October 18 Florence

Today is our last day in Italy. I was in Italy in 1973 for about 10 days with the Lubamersky family. Seven of us traveled in a VW van, camping or staying in budget rooming houses. We did not eat out except to lunch on local bread, cheese and salami. In spite of a freshman course in “Medieval European History,” I knew nothing. I wasn’t interested in churches or religious art. My happy memory of Florence is taking the 11 year old twins out in a rowboat on the Arno.

These two weeks in Italy have helped me viscerally understand broad themes in European history, themes I didn’t “get” as a teenager. Christianity. Wealth. Power. The Renaissance. Science, etc. But I remain humbled by how little I know about this complicated country. (And how pathetic my attempts to speak Italian.)

Today we took a guided tour of the Uffizi Gallery, an office complex built by the Medici family in 1560, and now housing their massive art collections. The guide, a beautiful, passionate young Italian woman, gave us a wonderful Greatest Hits tour. She pointed out art innovations, especially the use of perspective, in paintings by “the big three” Rafael, Michelangelo and daVinci. She explained how DaVinci thought that painting was just sculpture on a flat surface.

We also learned why so many nudes! The Roman and Greek nude statues represented mythology and paganism. So a nude in a painting or statue, such as an angel or a Greek goddess of spring, was no big deal because she was not human.

We saw Botticelli’s Birth of Venus and learned that she was about to be clothed by Persephone as she stepped out of her clamshell to earth and became human.
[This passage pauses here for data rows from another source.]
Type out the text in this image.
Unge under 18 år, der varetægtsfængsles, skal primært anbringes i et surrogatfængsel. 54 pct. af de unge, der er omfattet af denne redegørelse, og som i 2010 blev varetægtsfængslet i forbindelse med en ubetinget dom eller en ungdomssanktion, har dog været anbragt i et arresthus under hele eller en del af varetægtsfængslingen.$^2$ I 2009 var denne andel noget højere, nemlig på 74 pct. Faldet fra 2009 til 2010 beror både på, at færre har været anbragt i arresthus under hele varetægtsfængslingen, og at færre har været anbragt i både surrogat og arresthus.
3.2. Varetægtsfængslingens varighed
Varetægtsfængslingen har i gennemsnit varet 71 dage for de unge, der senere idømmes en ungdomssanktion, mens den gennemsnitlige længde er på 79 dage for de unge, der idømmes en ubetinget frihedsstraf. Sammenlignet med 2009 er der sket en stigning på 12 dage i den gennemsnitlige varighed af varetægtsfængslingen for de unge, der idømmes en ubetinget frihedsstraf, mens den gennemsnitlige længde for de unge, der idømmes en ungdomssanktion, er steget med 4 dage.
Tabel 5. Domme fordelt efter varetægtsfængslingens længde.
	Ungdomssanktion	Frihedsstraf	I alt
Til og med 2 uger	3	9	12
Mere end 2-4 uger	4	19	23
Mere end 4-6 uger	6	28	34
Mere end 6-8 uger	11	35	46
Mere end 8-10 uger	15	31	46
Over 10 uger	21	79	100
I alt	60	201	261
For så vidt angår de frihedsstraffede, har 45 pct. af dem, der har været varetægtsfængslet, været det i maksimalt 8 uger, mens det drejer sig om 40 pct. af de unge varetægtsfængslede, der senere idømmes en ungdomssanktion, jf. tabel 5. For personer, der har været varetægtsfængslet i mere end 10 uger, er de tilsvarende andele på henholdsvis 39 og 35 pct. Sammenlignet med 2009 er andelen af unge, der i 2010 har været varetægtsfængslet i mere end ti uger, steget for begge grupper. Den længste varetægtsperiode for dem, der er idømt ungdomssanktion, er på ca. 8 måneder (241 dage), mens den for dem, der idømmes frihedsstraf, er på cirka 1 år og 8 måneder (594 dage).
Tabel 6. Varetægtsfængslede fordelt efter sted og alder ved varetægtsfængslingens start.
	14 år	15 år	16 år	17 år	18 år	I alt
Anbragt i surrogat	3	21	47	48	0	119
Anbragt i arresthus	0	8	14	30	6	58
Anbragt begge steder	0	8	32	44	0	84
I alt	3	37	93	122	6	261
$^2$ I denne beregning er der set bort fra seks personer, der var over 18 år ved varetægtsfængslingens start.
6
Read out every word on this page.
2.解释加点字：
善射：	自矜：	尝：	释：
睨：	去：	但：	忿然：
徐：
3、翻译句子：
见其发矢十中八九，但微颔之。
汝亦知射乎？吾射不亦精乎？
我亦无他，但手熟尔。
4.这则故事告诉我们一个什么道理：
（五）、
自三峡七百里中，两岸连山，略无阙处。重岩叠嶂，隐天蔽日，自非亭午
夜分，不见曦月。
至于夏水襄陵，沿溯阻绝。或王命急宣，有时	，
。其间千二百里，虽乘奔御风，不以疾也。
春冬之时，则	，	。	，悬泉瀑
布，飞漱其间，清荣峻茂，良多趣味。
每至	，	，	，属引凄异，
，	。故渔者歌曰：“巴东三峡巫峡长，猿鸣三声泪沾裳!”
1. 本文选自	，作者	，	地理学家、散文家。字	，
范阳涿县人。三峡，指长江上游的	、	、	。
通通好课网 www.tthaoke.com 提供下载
Later in the Bargello Museum, we saw Donatello’s David, (circa 1440-1460) said to be the first nude statue done in a thousand years.

A cocky fellow

I loved looking closely at a smaller, unfinished David by Michelangelo, and again thinking about Michelangelo actually chipping at this very stone with his chisel.

Upon leaving Italy I do know a little bit more than I did at 23 about art, churches and Italy’s long complicated history. For example, ironically, the various Italian city states were not united into a republic until 1861, the year our own country started the Civil War.


I enjoyed some more mundane things today: a trip to the laundromat, a little shopping and purchasing a lovely Italian leather watch band. The innkeeper here had referred me to his friend the jeweler the day we arrived. Alas, the jeweler had no watch bands that fit so he told me to come back Friday. When I returned today, he had ordered six or seven different bands. I chose the orangey red one. He removed the silver buckle and replaced it with a gold one that matched my Timex. It is “original coco calf” and cost €16. Wearing it makes me feel very chic.


As in a cheesy movie where the American girl has to leave Italy and go home after her fabulous holiday, I feel little bittersweet sadness. Play the accordion music! See the little tear in her eye! She hopes she will be back!

4 thoughts on “October 18 Florence

  1. You’re probably home now (AK or WA?). Totally loved reading your blog and hope you will continue this with all your future travels. I know you will return to Italy. We did the Adriatic coast last spring and enjoyed it. Very different from Umbria and Tuscany. Lots of ruins. Have to go in early spring or late fall as warmer months are jam packed with tourists and beach-goers. So where to next??